Keith Dahl, General Manager/Motorsports and Asset Management for Toyota Motor Sales USA, discussed this subject at the 4A's (American Association of Advertising Agencies) Transformation 2017 conference.

The car manufacturer, he explained, leveraged a nuanced Twitter strategy to ensure its involvement in the Daytona 500 generated a major conversation during an event that is NASCAR's equivalent of the Super Bowl.

"Much like 'Super Sunday', 'Daytona Day' is a chance for fans to engage with each other across the country," he said. (For more details, read WARC's exclusive report: Toyota uses Twitter to drive Daytona success.)

"Whether you're watching the race on your own, at a party [or] hosting a party, it's just tailor-made for connecting through social media ... Since then, our research has shown that we accomplished what we set out to do."

The specific goal for Toyota was to promote its latest Camry midsize sedan. The racing version of this vehicle featured in the Daytona 500, and the brand ran creative for the consumer variant of the car during the race broadcast, too.

Alongside an extensive on-site presence at the circuit, Toyota utilised Twitter tactics ranging from short videos of its NASCAR drivers to letting consumers order free pizza simply by posting tweets containing branded emojis and keywords.

Given that the Academy Awards were being held that evening, Toyota also tapped into paid-for Twitter ad products to ensure it had a visible place on the platform.

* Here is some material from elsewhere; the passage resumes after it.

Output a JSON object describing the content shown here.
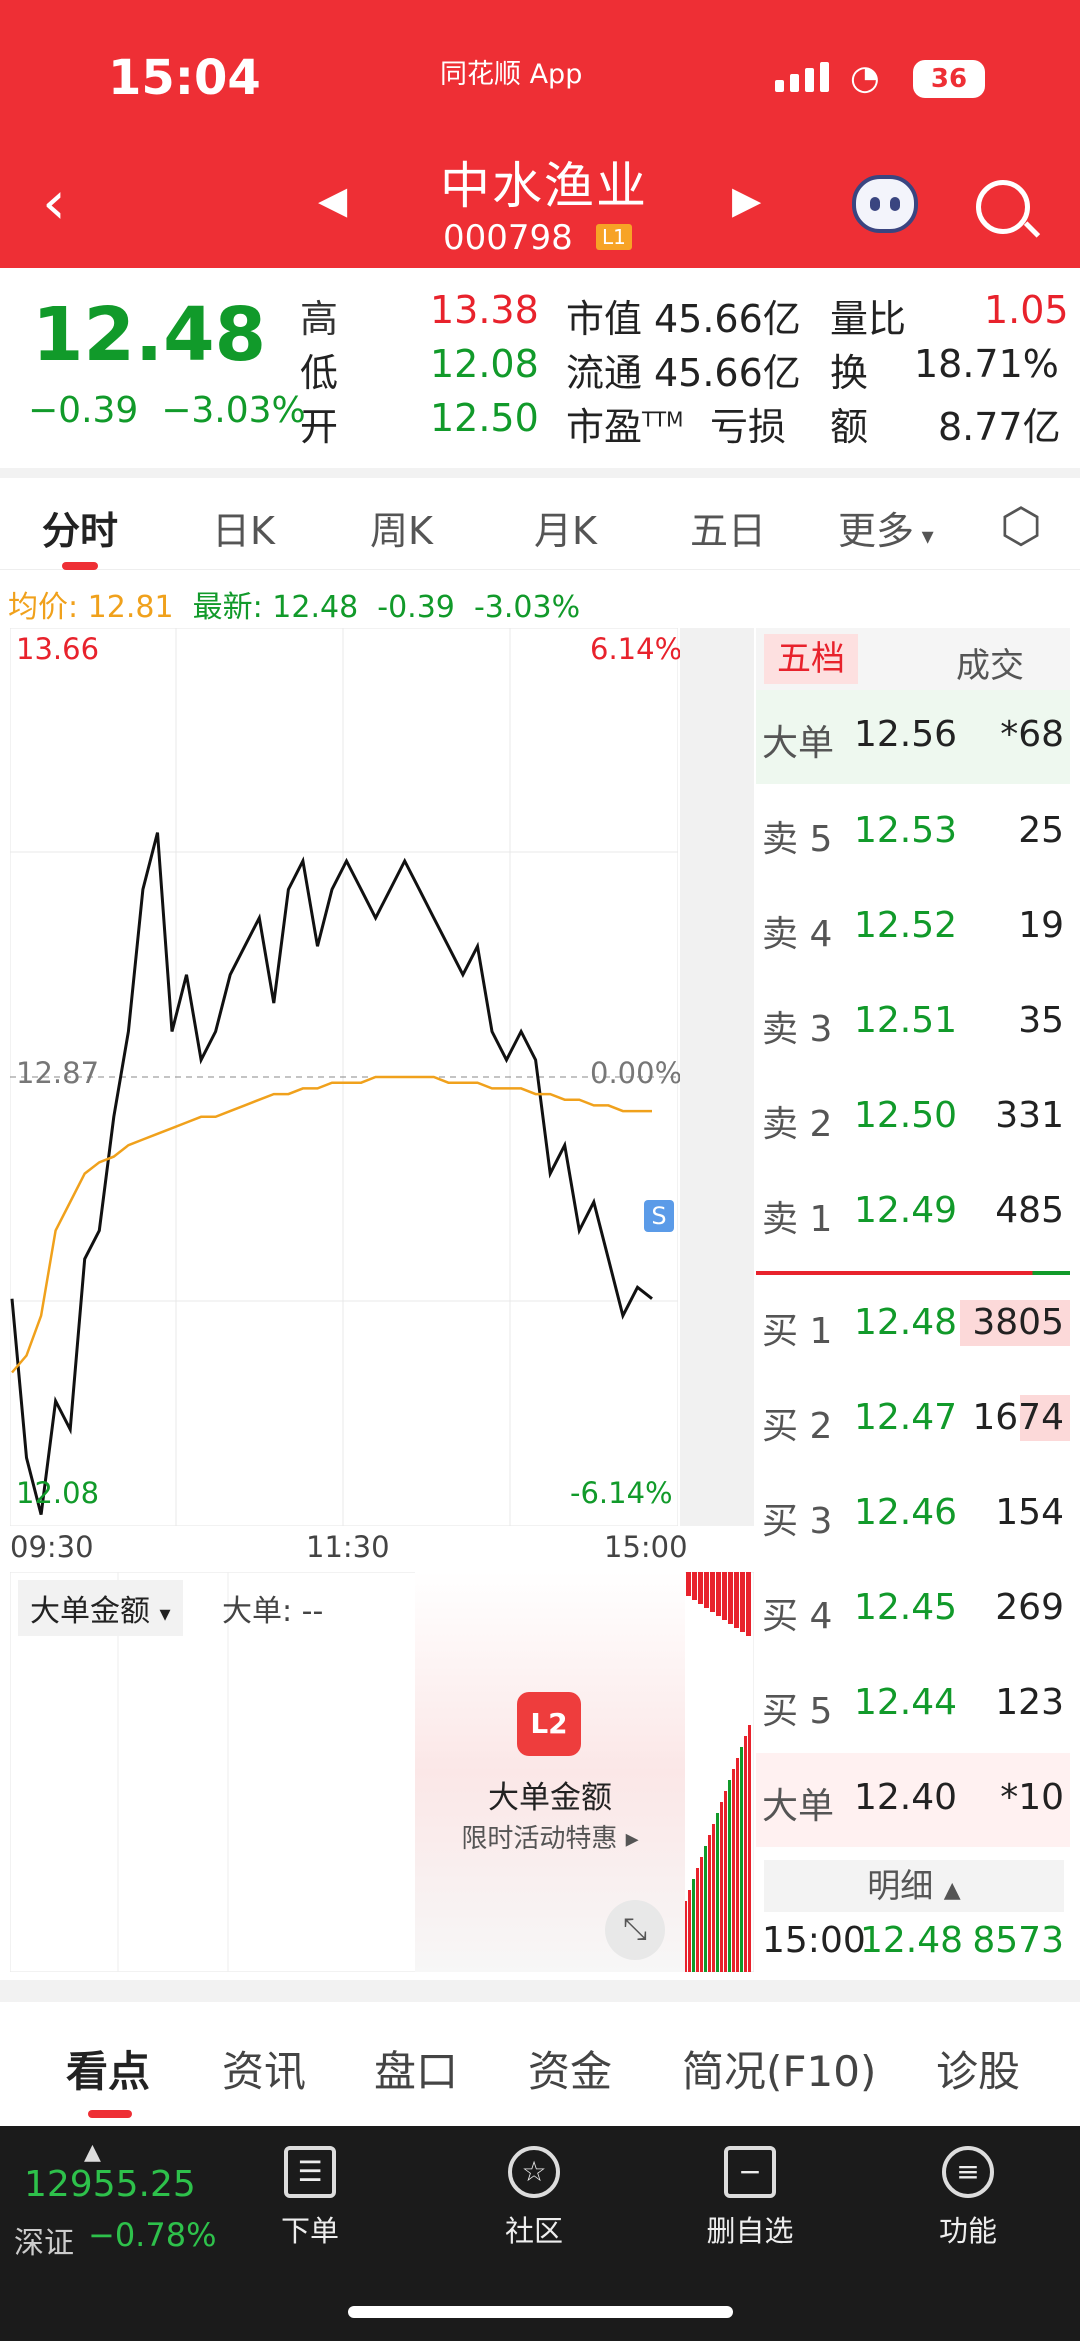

"Breaking through was really important to us," said Chris Nicholls, Director/Media Communications at Saatchi & Saatchi Los Angeles, the agency for the program.

"It was an opportunity, and a challenge, because of the Oscars this year. We wanted to make sure we had the first visible placement in Timelines, so we secured First View. We also secured a Promoted Trend to drive awareness of #toyotanation."